Mainly I’ve just been plowing through the Ives archives every day (holla, mafiosi) and trying to keep up with the supporter message boards. That’s how I am able to bring you the caramel-covered scoop (okay, even if I wasn’t the first person to notice) that the Columbus “ultras” are stirring up a war with Seattle Sounders fans, setting all sorts of insanity in motion. Check it out (this is an email sent to the Crew blog “Crewture,” which is actually a name someone thought up for a blog):
I and a few friends of mine are of the opinion that Seattle Sounders FC sucks for a lot of reasons.
Not so much the Sigi thing, but the fact that you have these weak supporters out there in Seattle who couldn’t support their club in USL, but then you get a comedian, a Microsoft trillionaire and a producer together to buy them a club and now they are going to fill half an NFL stadium with latte sipping soccer moms to watch an underwear model in a neon kit run around on plastic grass to the tune of Gary Glitter played by a f’in marching band.
Seattle has no soul and it’s not what ultras culture in North America should be about . . . in our opinion.
Right on, dude. Powerful rebuttal to the idea that North American ultras culture should be about having no soul. They’ll think twice before they promulgate that reasoning a second time. I also love how the hostility has nothing to do with the fact that the Crew’s title-winning head coach left Columbus for Seattle at the end of the season, and everything to do with the music of Gary Glitter. Obvious.

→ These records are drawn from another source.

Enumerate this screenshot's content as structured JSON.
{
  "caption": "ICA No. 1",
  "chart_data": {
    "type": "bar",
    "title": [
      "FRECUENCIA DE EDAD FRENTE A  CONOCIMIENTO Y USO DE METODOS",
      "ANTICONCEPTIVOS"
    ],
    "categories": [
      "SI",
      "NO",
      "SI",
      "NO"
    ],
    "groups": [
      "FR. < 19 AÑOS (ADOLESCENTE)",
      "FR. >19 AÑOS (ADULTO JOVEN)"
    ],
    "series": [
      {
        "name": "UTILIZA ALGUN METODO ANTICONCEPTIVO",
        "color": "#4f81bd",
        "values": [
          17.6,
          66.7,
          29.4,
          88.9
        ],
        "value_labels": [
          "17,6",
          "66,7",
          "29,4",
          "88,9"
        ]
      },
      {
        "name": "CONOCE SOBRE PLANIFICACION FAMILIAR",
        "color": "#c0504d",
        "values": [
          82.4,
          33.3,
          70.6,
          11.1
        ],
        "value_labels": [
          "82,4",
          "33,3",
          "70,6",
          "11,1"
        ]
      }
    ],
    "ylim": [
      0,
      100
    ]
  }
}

Anyway, this guy has designed a scarf which is intended to express the unflinching enmity and lack of quarter which the THIS IS HOW WE DO THINGS IN COLUMBUS set intends to show toward the latte-sipping soccer moms of the Puget Sound region. Watch out, soccer moms. I mean, this is a fan base that is prepared to go toe-to-toe with a group of hardened West Ham traveling supporters, as long as they have them outnumbered 100-1 in their own stadium concourse. They will have no trouble unloading steel beams of pain on mothers who bring their young children to a soccer game.
“ACES” stands for “any club except Seattle.” This then prompts a thoughtful reply from the dude who wrote the Crewture post, who goes by the name “Crewfighter,” because at this level of rawness it’s all about compound words:
not totally feeling the “Any club except Seattle.” As I hate about every club except the Crew; especially DC, Chicago, and TFC…. Seattle sucks just about as much as all other MLS clubs, so mise well spread the contempt.
[BRIAN IS MAKING ME NOTE THIS: Crewfighter claims in the comments section below that the guy who designed the scarves is a Timbers fan. So this is all probably meaningless. Whatever.]